Mantenere il capello in salute non è così semplice; l’utilizzo di tinte e strumenti per l’asciugatura come phon e piastra, non fanno altro che indebolirlo e alimentare la probabilità di caduta. Prodotti come shampoo, balsamo e maschere, ci aiutano solo in parte a prenderci cura dei nostri capelli, agendo localmente sul problema.
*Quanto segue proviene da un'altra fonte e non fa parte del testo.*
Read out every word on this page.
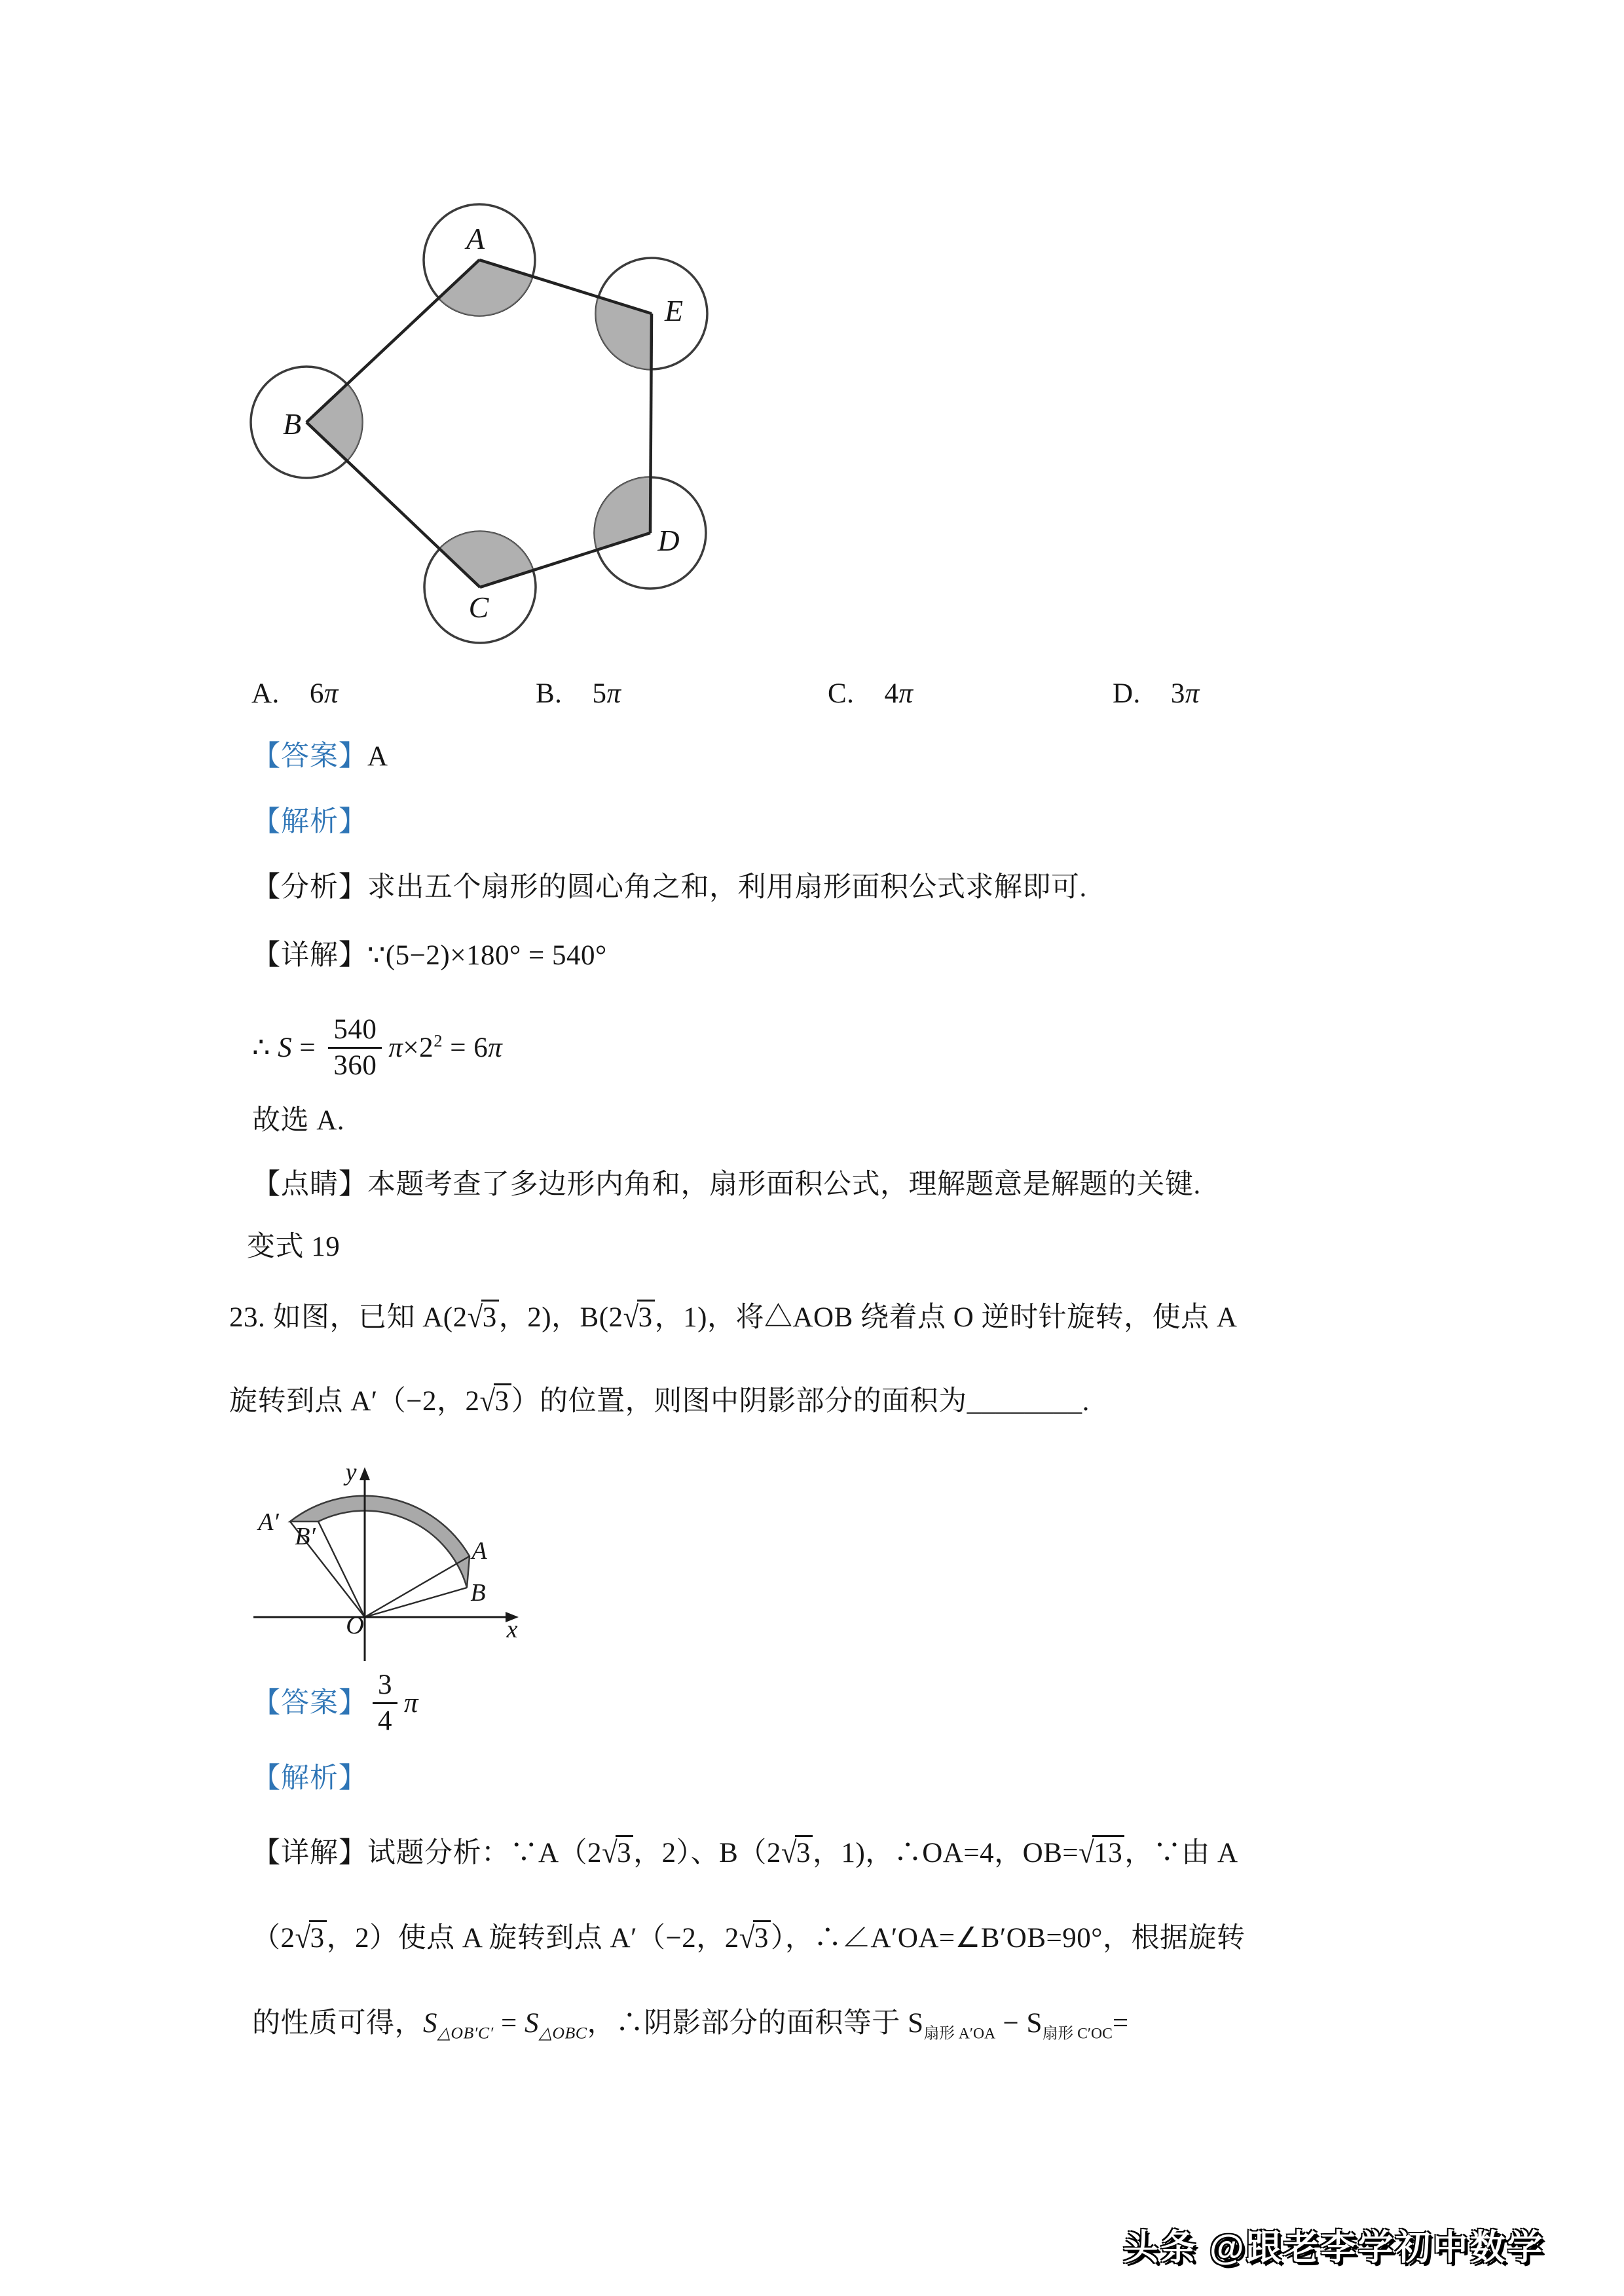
A
E
D
C
B
A. 6π	B. 5π	C. 4π	D. 3π
【答案】A
【解析】
【分析】求出五个扇形的圆心角之和，利用扇形面积公式求解即可.
【详解】∵(5−2)×180° = 540°
∴ $S = \frac{540}{360} \pi\times 2^2 = 6\pi$
故选 A.
【点睛】本题考查了多边形内角和，扇形面积公式，理解题意是解题的关键.
变式 19
23. 如图，已知 A(2√3，2)，B(2√3，1)，将△AOB 绕着点 O 逆时针旋转，使点 A
旋转到点 A′（−2，2√3）的位置，则图中阴影部分的面积为________.
A′
B′
A
B
O	x
y
【答案】 $\frac{3}{4}$ π
【解析】
【详解】试题分析：∵A（2√3，2）、B（2√3，1)，∴OA=4，OB=√13，∵由 A
（2√3，2）使点 A 旋转到点 A′（−2，2√3），∴∠A′OA=∠B′OB=90°，根据旋转
的性质可得，$S_{\triangle OB'C'} = S_{\triangle OBC}$，∴阴影部分的面积等于 $S_{扇形 A'OA} - S_{扇形 C'OC}=$
头条 @跟老李学初中数学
Tuttavia, il nutrimento del capello dovrebbe partite soprattutto dall’interno.
A tal fine sono importantissimi gli Omega 3, acidi grassi essenziali molto utili per garantire un buon nutrimento della struttura di capelli, pelle e unghie.
Scopriamo insieme i benefici e le proprietà, i sintomi di una carenza e come assumere gli Omega 3 per la ricrescita dei capelli e per i capelli bianchi.
Sommario:
Cosa sono gli Omega 3
Gli Omega 3 sono essenzialmente lipidi, cioè dei grassi che sostengono la crescita di tutte le cellule epiteliali, di unghie e capelli.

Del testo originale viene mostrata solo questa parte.